Gue mendelik mendengar sahutan Farah yang sama saja tak ada sisi panutannya sama sekali, lantas gue menepuk punggung Arista yang tengkurap di samping gue sambil mengetik kalimat demi kalimat di Microsoft Wordnya dengan gestur bangga. "Emang di tongkrongan ini cuma Arista sama Alzha yang patut jadi panutan."
"Nye, nye, nye." Jelita mencibir dan memeletkan lidah pada gue. "Skripsian sama kalian gue nggak bakalan fokus, mendingan di rumah."
"Heleh, bol ayam." Farah mengerucutkan bibir sambil mencomot kripik singkong di tangan Jelita, tanpa perduli tampang kecewa Jelita karena Farah pindah kubu semudah membalik telapak tangan. "Di rumah juga ujungnya lo video call-an sama kita anjung."
Gue terkekeh geli, ini lah salah satu sifat Farah yang gue suka. Farah asyik sekali diajak menjulid orang lain, pindah sisinya mudah dan omongannya seringan bulu tanpa pikir dua kali.
"Gengs, gue mau tanya."
Oh, oh gue mulai memasang atensi pada Arista yang tiba-tiba bangun dan bersila di samping gue. Gue tersenyum dan merapihkan rambut kecoklatan panjang teman gue yang berantakan itu. "Kenapa, Ta?"
"Duh, gue nggak enak ceritanya sebenernya soalnya nggak ada Aca." Arista nampak lucu sekali ketika ekspresinya paduan ragu-ragu dan tak tahan untuk cerita soal apapun yang mungkin sedang menari-nari di dalam otaknya bersama ide-ide skripsinya yang timbul dan tenggelam sewaktu-waktu.

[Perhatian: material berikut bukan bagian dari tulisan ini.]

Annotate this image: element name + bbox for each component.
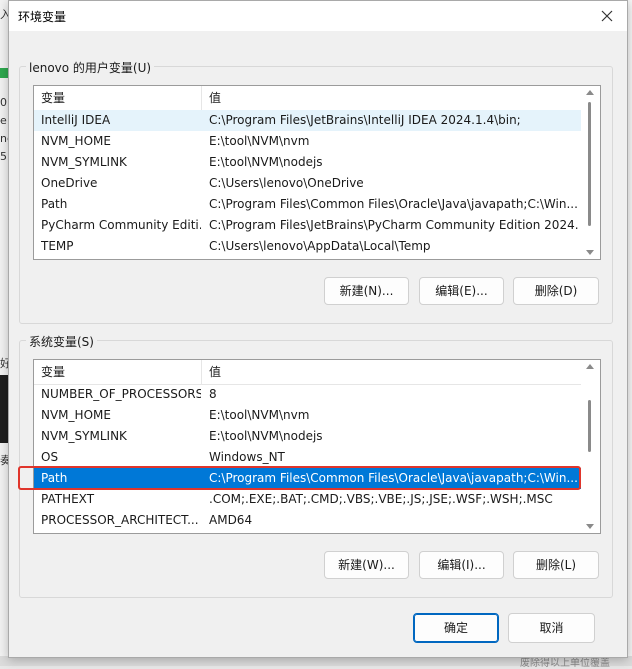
- column-header-name[interactable]: 变量: [34, 360, 202, 384]
- vertical-scrollbar[interactable]: [581, 86, 600, 259]
- table-row[interactable]: PyCharm Community Editi... C:\Program Fi…: [34, 215, 581, 236]
- variable-name: Path: [41, 197, 68, 211]
- system-new-button[interactable]: 新建(W)...: [324, 551, 409, 579]
- scroll-thumb[interactable]: [588, 400, 591, 452]
- variable-value: C:\Users\lenovo\AppData\Local\Temp: [209, 239, 431, 253]
- variable-value: C:\Program Files\JetBrains\PyCharm Commu…: [209, 218, 579, 232]
- variable-value: E:\tool\NVM\nvm: [209, 134, 310, 148]
- variable-value: C:\Program Files\Common Files\Oracle\Jav…: [209, 471, 578, 485]
- scroll-down-arrow-icon[interactable]: [586, 524, 594, 529]
- scroll-up-arrow-icon[interactable]: [586, 90, 594, 95]
- background-text: 0: [0, 96, 7, 109]
- variable-value: .COM;.EXE;.BAT;.CMD;.VBS;.VBE;.JS;.JSE;.…: [209, 492, 553, 506]
- variable-name: NVM_HOME: [41, 134, 111, 148]
- variable-value: C:\Users\lenovo\OneDrive: [209, 176, 364, 190]
- table-row[interactable]: OneDrive C:\Users\lenovo\OneDrive: [34, 173, 581, 194]
- dialog-title: 环境变量: [18, 10, 67, 24]
- variable-value: E:\tool\NVM\nodejs: [209, 155, 323, 169]
- system-variables-label: 系统变量(S): [26, 333, 97, 350]
- system-edit-button[interactable]: 编辑(I)...: [419, 551, 504, 579]
- background-green-bar: [0, 68, 8, 78]
- variable-name: OS: [41, 450, 59, 464]
- variable-value: C:\Program Files\JetBrains\IntelliJ IDEA…: [209, 113, 521, 127]
- variable-name: NVM_SYMLINK: [41, 155, 127, 169]
- table-row[interactable]: PROCESSOR_ARCHITECT... AMD64: [34, 510, 581, 531]
- variable-name: OneDrive: [41, 176, 98, 190]
- table-row[interactable]: NVM_SYMLINK E:\tool\NVM\nodejs: [34, 426, 581, 447]
- table-row[interactable]: NVM_SYMLINK E:\tool\NVM\nodejs: [34, 152, 581, 173]
- vertical-scrollbar[interactable]: [581, 360, 600, 533]
- variable-name: PATHEXT: [41, 492, 95, 506]
- variable-name: IntelliJ IDEA: [41, 113, 111, 127]
- user-delete-button[interactable]: 删除(D): [513, 277, 599, 305]
- user-edit-button[interactable]: 编辑(E)...: [419, 277, 504, 305]
- cancel-button[interactable]: 取消: [508, 613, 595, 643]
- user-variables-list[interactable]: 变量 值 IntelliJ IDEA C:\Program Files\JetB…: [33, 85, 601, 260]
- table-row[interactable]: NUMBER_OF_PROCESSORS 8: [34, 384, 581, 405]
- scroll-up-arrow-icon[interactable]: [586, 364, 594, 369]
- column-header-name[interactable]: 变量: [34, 86, 202, 110]
- variable-name: TEMP: [41, 239, 74, 253]
- variable-value: AMD64: [209, 513, 253, 527]
- variable-name: NVM_HOME: [41, 408, 111, 422]
- background-dark-panel: [0, 375, 8, 443]
- close-button[interactable]: [587, 1, 627, 31]
- scroll-down-arrow-icon[interactable]: [586, 250, 594, 255]
- column-header-value[interactable]: 值: [202, 86, 581, 110]
- variable-name: PyCharm Community Editi...: [41, 218, 201, 232]
- variable-name: Path: [41, 471, 68, 485]
- variable-value: Windows_NT: [209, 450, 285, 464]
- close-icon: [601, 10, 613, 22]
- background-text: e: [0, 114, 7, 127]
- column-header-value[interactable]: 值: [202, 360, 581, 384]
- scroll-thumb[interactable]: [588, 102, 591, 226]
- user-new-button[interactable]: 新建(N)...: [324, 277, 409, 305]
- variable-value: E:\tool\NVM\nodejs: [209, 429, 323, 443]
- list-header: 变量 值: [34, 86, 581, 111]
- list-header: 变量 值: [34, 360, 581, 385]
- selected-row-path[interactable]: Path C:\Program Files\Common Files\Oracl…: [34, 468, 581, 489]
- variable-name: NVM_SYMLINK: [41, 429, 127, 443]
- table-row[interactable]: NVM_HOME E:\tool\NVM\nvm: [34, 405, 581, 426]
- variable-name: PROCESSOR_ARCHITECT...: [41, 513, 199, 527]
- table-row[interactable]: Path C:\Program Files\Common Files\Oracl…: [34, 194, 581, 215]
- table-row[interactable]: OS Windows_NT: [34, 447, 581, 468]
- variable-value: E:\tool\NVM\nvm: [209, 408, 310, 422]
- system-variables-list[interactable]: 变量 值 NUMBER_OF_PROCESSORS 8 NVM_HOME E:\…: [33, 359, 601, 534]
- variable-value: C:\Program Files\Common Files\Oracle\Jav…: [209, 197, 578, 211]
- system-delete-button[interactable]: 删除(L): [513, 551, 599, 579]
- ok-button[interactable]: 确定: [413, 613, 499, 643]
- variable-name: NUMBER_OF_PROCESSORS: [41, 387, 201, 401]
- table-row[interactable]: PATHEXT .COM;.EXE;.BAT;.CMD;.VBS;.VBE;.J…: [34, 489, 581, 510]
- title-bar[interactable]: 环境变量: [9, 1, 627, 31]
- table-row[interactable]: IntelliJ IDEA C:\Program Files\JetBrains…: [34, 110, 581, 131]
- table-row[interactable]: NVM_HOME E:\tool\NVM\nvm: [34, 131, 581, 152]
- table-row[interactable]: TEMP C:\Users\lenovo\AppData\Local\Temp: [34, 236, 581, 257]
- user-variables-label: lenovo 的用户变量(U): [26, 59, 155, 76]
- variable-value: 8: [209, 387, 217, 401]
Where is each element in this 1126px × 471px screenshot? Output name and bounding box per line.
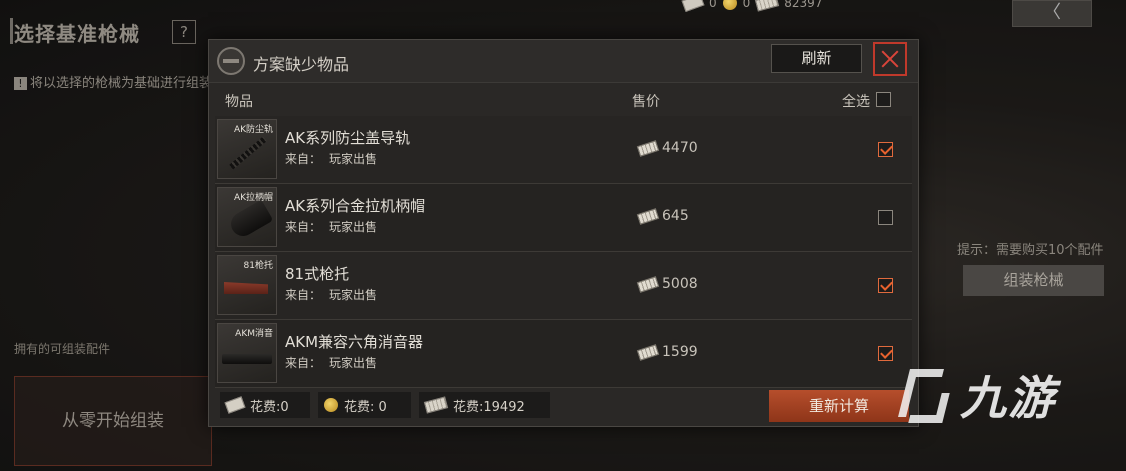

"Dah, cerita deh." Jelita mengeluarkan ponselnya dan gue melirik dia sedang membuka fitur perekam suara. "Gue rekam, entar tinggal kirim ke Aca."
"Ugh, oke." Arista berdeham, dengan itu gue tau dia sedang serius. Jadi, dengan segera gue menekan ctrl+S pada keyboard laptop gue dan menutup layarnya. Gue menyenderkan tubuh ke dinding kamar kosan jelita yang sewarna langit sore, dan menunggu cewek itu bercerita. "Rangga, masa dia kemarin lusa tiba-tiba ngirim Bittersweet ke sini."
"Cieeeee."
Gue tertawa ketika Farah menyahut dengan antusias sampai-sampai dia berhenti menontoni video kartun Larva di ponselnya. "Pasti ada kartu ucapannya, atau at least ada chat something ke lo."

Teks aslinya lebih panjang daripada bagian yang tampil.